I learnt English during my studies in the UK. I can understand even Scottish accents but I have problems with many American accents, so for watching movies I turn on English subtitles. For movies that don't have subtitles I download an SRT file (basically a text file with the subtitles at various time stamps). Other Greeks download translated SRT subtitle files.

Most video players (Kodi/VLC/GOM etc) will pick the external subtitle file automatically if its base name is the same as the movie file e.g.

Women.on.the.Verge.of.a.Nervous.Breakdown.1988.MP4  
Women.on.the.Verge.of.a.Nervous.Breakdown.1988.SRT
subtitles

It is quite easy to insert the SRT file inside the movie container using FFmpeg. This saves the need for the sidecar file and is perfect task for a lazy sunday with nothing better to do <g> FFmpeg can embed an .srt subtitle file directly into a video as a proper subtitle stream. This is called muxing the subtitle into the container. This is easiest for MKV movies that support SRT natively. The command line is:

ffmpeg -i movie.mkv -i subtitles.srt -c copy -c:s srt output.mkv

It combines the original movie and its srt into a single output file. The option -c copy will ensure that no re-encoding is done, so embedding the subtitles will be quick and preserve the video quality.

What about MP4 movies? I have read about converting the SRT stream into mov_text (-c:s mov_text) but the player I tried didn't recognize the subtitle stream. The best bet is to convert the MP4 into MKV, that can be done at the same time (and fast, no reencoding) as such:

ffmpeg -i movie.MP4 -i subtitles.srt -c copy -c:s srt output.MKV

Finally for older AVI movies the only option is to burn-in the subtitles inside the video stream — this is slow. Or even better, convert AVI to MKV and then add the subtitles as a soft stream as above.

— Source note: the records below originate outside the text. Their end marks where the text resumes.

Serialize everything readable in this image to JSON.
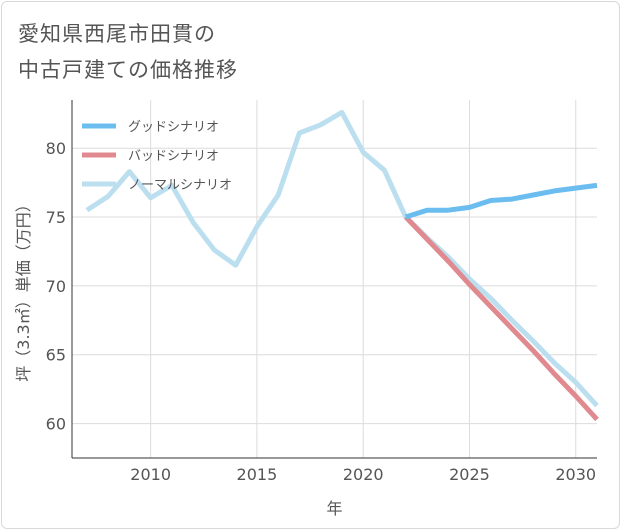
{
  "title_line1": "愛知県西尾市田貫の",
  "title_line2": "中古戸建ての価格推移",
  "chart_data": {
    "type": "line",
    "title": "愛知県西尾市田貫の中古戸建ての価格推移",
    "xlabel": "年",
    "ylabel": "坪（3.3㎡）単価（万円）",
    "xlim": [
      2006.3,
      2031
    ],
    "ylim": [
      57.5,
      83.5
    ],
    "xticks": [
      2010,
      2015,
      2020,
      2025,
      2030
    ],
    "yticks": [
      60,
      65,
      70,
      75,
      80
    ],
    "grid": true,
    "legend_position": "top-left",
    "series": [
      {
        "name": "グッドシナリオ",
        "color": "#6bbcef",
        "x": [
          2022,
          2023,
          2024,
          2025,
          2026,
          2027,
          2028,
          2029,
          2030,
          2031
        ],
        "y": [
          75.0,
          75.5,
          75.5,
          75.7,
          76.2,
          76.3,
          76.6,
          76.9,
          77.1,
          77.3
        ]
      },
      {
        "name": "バッドシナリオ",
        "color": "#e08a90",
        "x": [
          2022,
          2023,
          2024,
          2025,
          2026,
          2027,
          2028,
          2029,
          2030,
          2031
        ],
        "y": [
          75.0,
          73.4,
          71.8,
          70.1,
          68.5,
          66.9,
          65.3,
          63.6,
          62.0,
          60.3
        ]
      },
      {
        "name": "ノーマルシナリオ",
        "color": "#bcdff0",
        "x": [
          2007,
          2008,
          2009,
          2010,
          2011,
          2012,
          2013,
          2014,
          2015,
          2016,
          2017,
          2018,
          2019,
          2020,
          2021,
          2022,
          2023,
          2024,
          2025,
          2026,
          2027,
          2028,
          2029,
          2030,
          2031
        ],
        "y": [
          75.5,
          76.5,
          78.3,
          76.4,
          77.3,
          74.6,
          72.6,
          71.5,
          74.3,
          76.6,
          81.1,
          81.7,
          82.6,
          79.7,
          78.4,
          75.0,
          73.5,
          72.1,
          70.5,
          69.1,
          67.5,
          66.0,
          64.4,
          63.0,
          61.3
        ]
      }
    ]
  }
}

To add subtitles to several MKV/MP4 movies automatically, use xplorer² user commands. Assuming the movie and the subtitles have the same name, the command template is:

c:\tools\ffmpeg -i "$N" -i "$B.srt" -c copy -c:s srt -metadata:s:s:0 language=eng "subs_$B.mkv"

The extra metadata command line switch adds a description of the subtitle language. Note that the output movie file is going to be called subs_(old name).MKV (using the $B base name token). Once you make sure the embedding works, you can delete the source movie and external SRT file.